Pagi-pagi tadi, saat ia bersiap-siap menuju apartemen Aya. Pihak rumah sakit menghubunginya, katanya kondisi pasien memburuk. Tanpa berpikir panjang, Anta langsung tancap gas menuju rumah sakit. Takut jika terjadi apa-apa. Soal Aya, ia menghubungi Relhan untuk menggantikan dirinya menemani gadis itu jalan-jalan. Ia juga memberitahu Aya jika dirinya tidak bisa menggantikannya di perjalanan menuju rumah sakit. Untunglah, begitu ia sampai kondisi pasien membalik. Hal tersebut membuatnya bernapas lega. Jujur ia sangat berharap bahwa wanita yang terbaring lemah itu segera sadar dan menatapnya. Sosok yang begitu amat ia cintai.

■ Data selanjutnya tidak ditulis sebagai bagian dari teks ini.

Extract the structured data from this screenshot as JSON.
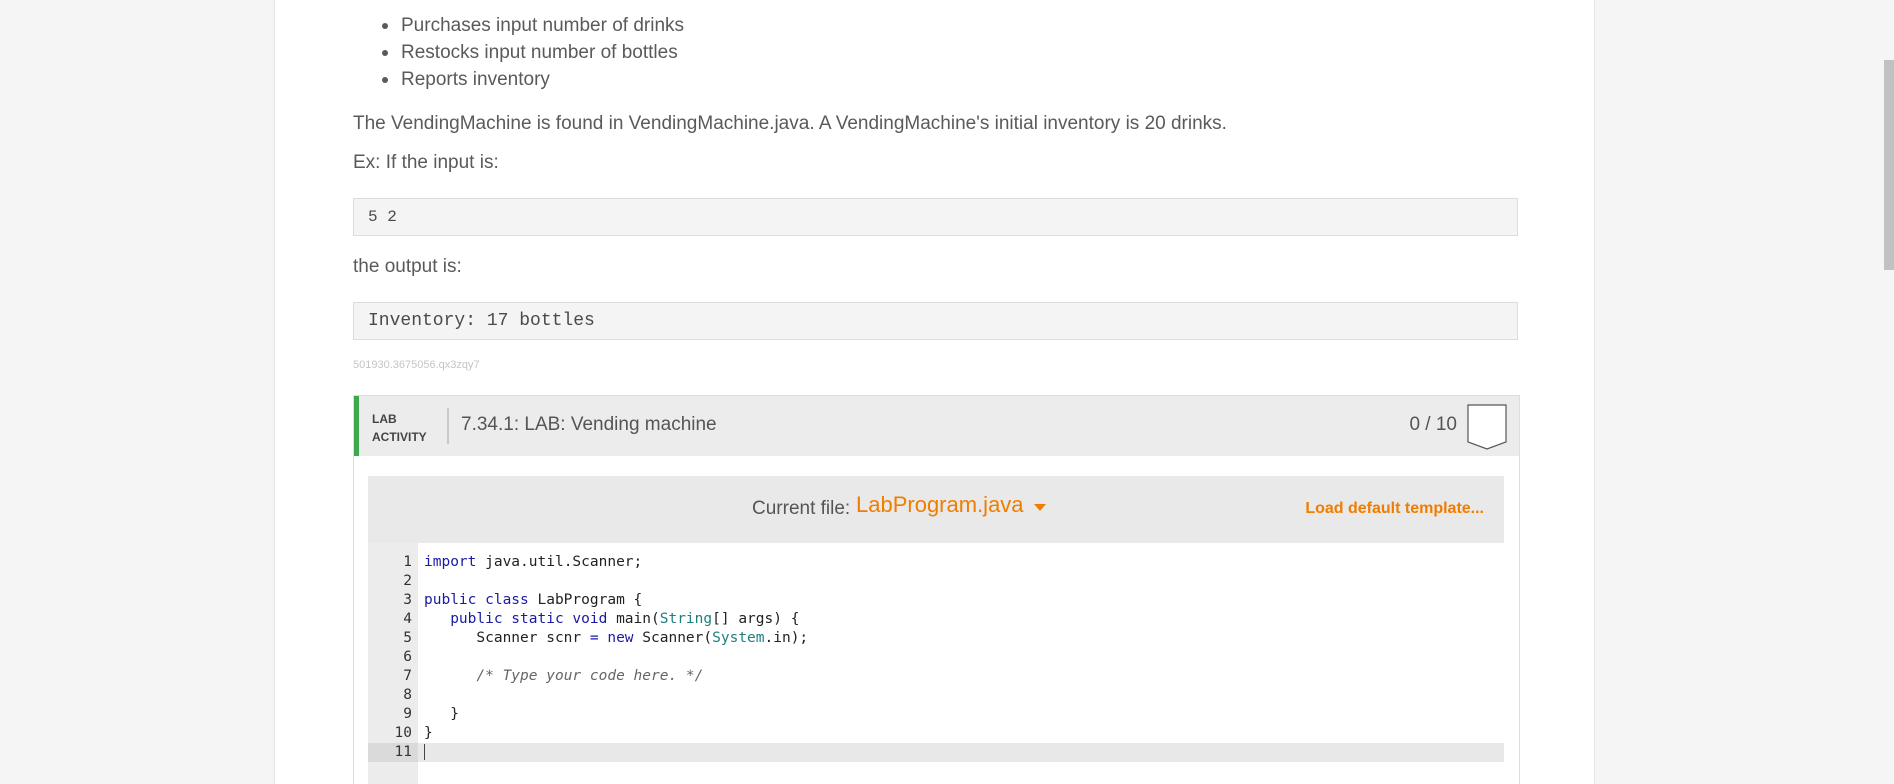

Anta mendongak, melihat jam yang melekat di dinding. Hampir tengah malam. Itu artinya seharian penuh ini, ia di rumah sakit menunggui gadisnya.

"Ra, aku pulang dulu ya. Besok aku pasti akan menemuimu lagi," ucapnya mengelus tangan lembut sosok itu.

"Cepat sadar ya, Sayang," lanjutnya sembari mengecup kening putri tidur itu dengan sayang.

***

Lepas dari Night Market, Relhan langsung mengantar Aya pulang. Sebenarnya Aya masih ingin di sana, tapi Relhan bersikeras menyuruhnya pulang. Katanya tak baik seorang wanita berkeliaran tengah malam, nanti di kiranya kuntilanak.

"Yee emang di Korea ada kuntilanak?" protes Aya saat memasuki Mobil Relhan.

"Ada, zaman udah canggih, kuntilanak juga bisa keliling dunia," jawab Relhan.

Meski iseng, tapi cukup membuat Aya tertawa hingga mereka tak sadar telah sampai di tempat tujuan.

Baru saja Aya merebahkan tubuhnya. Bel aparteme berbunyi. Meski sedikit heran, tapi cepat-cepat Aya bangkit dan membuka pintu.

"Pak Setan?"

Dipanggil seperti itu, Anta hanya tersenyum. "Boleh saya masuk?"

Dengan kikuk, Aya mengangguk persilakan Anta masuk.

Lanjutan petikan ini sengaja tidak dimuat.